Use of the internal pull-up resistor

Hi,

I have a lot of thermistor to read and I am thinking using the internal pull-up resistor so i can connect directly the thermistor to the pin and the ground.
So i don't need to connect a lot of 10k resistor, one for each thermistor.

On the Arduino Uno description page :

It says that the internal pull-up resistor is of 20-50 kOhms.

Is it a variable resistor value ?
Is there a way to know precisely the resistor value ?

Cordially,
Alex

Is it a variable resistor value ?

No.

Is there a way to know precisely the resistor value ?

No.

I am thinking using the internal pull-up resistor so i can connect directly the thermistor to the pin and the ground.
So i don't need to connect a lot of 10k resistor, one for each thermistor.

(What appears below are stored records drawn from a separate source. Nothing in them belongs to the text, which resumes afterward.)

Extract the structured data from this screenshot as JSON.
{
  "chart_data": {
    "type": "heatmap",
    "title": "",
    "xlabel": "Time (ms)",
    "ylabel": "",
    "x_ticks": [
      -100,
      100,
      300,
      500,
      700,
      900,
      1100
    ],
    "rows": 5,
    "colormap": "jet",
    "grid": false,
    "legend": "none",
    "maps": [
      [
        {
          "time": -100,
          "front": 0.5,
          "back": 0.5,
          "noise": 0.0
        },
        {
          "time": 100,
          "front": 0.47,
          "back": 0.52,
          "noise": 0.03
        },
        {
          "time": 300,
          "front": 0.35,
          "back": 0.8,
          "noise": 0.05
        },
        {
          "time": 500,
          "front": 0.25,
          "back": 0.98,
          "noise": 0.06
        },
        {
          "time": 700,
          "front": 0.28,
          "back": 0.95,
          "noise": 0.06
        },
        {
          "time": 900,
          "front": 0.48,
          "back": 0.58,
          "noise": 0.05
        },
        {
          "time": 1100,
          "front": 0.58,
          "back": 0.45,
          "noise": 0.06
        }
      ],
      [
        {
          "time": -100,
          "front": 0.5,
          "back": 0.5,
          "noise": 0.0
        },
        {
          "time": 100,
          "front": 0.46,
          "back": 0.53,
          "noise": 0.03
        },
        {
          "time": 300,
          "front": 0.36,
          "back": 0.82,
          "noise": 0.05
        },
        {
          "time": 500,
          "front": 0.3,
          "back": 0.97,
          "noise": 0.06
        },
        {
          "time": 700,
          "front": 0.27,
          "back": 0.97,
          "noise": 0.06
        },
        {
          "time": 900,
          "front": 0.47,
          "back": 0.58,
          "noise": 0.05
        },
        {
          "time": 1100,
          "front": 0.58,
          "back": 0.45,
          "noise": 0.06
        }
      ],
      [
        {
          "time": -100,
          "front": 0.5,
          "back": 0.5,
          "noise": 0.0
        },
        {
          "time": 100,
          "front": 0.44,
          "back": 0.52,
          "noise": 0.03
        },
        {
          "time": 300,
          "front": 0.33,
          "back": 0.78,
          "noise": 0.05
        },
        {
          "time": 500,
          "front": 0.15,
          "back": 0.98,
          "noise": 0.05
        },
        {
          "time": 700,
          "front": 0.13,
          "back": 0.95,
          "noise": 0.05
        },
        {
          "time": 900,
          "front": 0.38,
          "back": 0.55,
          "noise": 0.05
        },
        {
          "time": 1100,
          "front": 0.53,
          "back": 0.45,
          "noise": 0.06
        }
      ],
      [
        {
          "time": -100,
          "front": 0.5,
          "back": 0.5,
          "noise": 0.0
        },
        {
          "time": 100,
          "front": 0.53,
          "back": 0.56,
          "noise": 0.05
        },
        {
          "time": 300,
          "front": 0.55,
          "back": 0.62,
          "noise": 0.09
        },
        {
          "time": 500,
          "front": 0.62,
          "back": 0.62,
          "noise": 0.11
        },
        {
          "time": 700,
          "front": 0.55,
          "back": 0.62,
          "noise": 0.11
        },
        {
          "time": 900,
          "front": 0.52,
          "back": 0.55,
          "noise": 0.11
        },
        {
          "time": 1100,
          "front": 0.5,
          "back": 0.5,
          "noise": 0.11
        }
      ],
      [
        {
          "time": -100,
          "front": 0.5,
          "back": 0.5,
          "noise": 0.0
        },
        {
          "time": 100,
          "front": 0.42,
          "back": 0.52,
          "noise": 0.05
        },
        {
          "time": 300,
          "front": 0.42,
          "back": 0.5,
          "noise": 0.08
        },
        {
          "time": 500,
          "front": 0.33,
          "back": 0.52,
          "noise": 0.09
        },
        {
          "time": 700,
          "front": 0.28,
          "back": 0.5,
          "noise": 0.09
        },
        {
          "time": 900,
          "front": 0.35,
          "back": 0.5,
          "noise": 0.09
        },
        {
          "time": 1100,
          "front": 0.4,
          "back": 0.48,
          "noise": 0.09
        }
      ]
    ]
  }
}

Don't. 10k resistors are cheap and small. Use them.

I was able to calculate the internal pullup resistor and the value is 34kOhm for my Arduino Uno board but what is wrong to use the internal resistor ?

atrepp:
I was able to calculate the internal pullup resistor and the value is 34kOhm for my Arduino Uno board but what is wrong to use the internal resistor ?

The value of the internal resistors (each pin has its own) can be (and probably is) different.

You would need to determine the value of each pin's resistor. Then remember that those will differ from chip to chip / pin to pin.

The internal pullup resistors are great for use on digital inputs, but I would not use them on analog inputs used with analogRead(), because of the variability of the value of the resistor as explained in previous replies.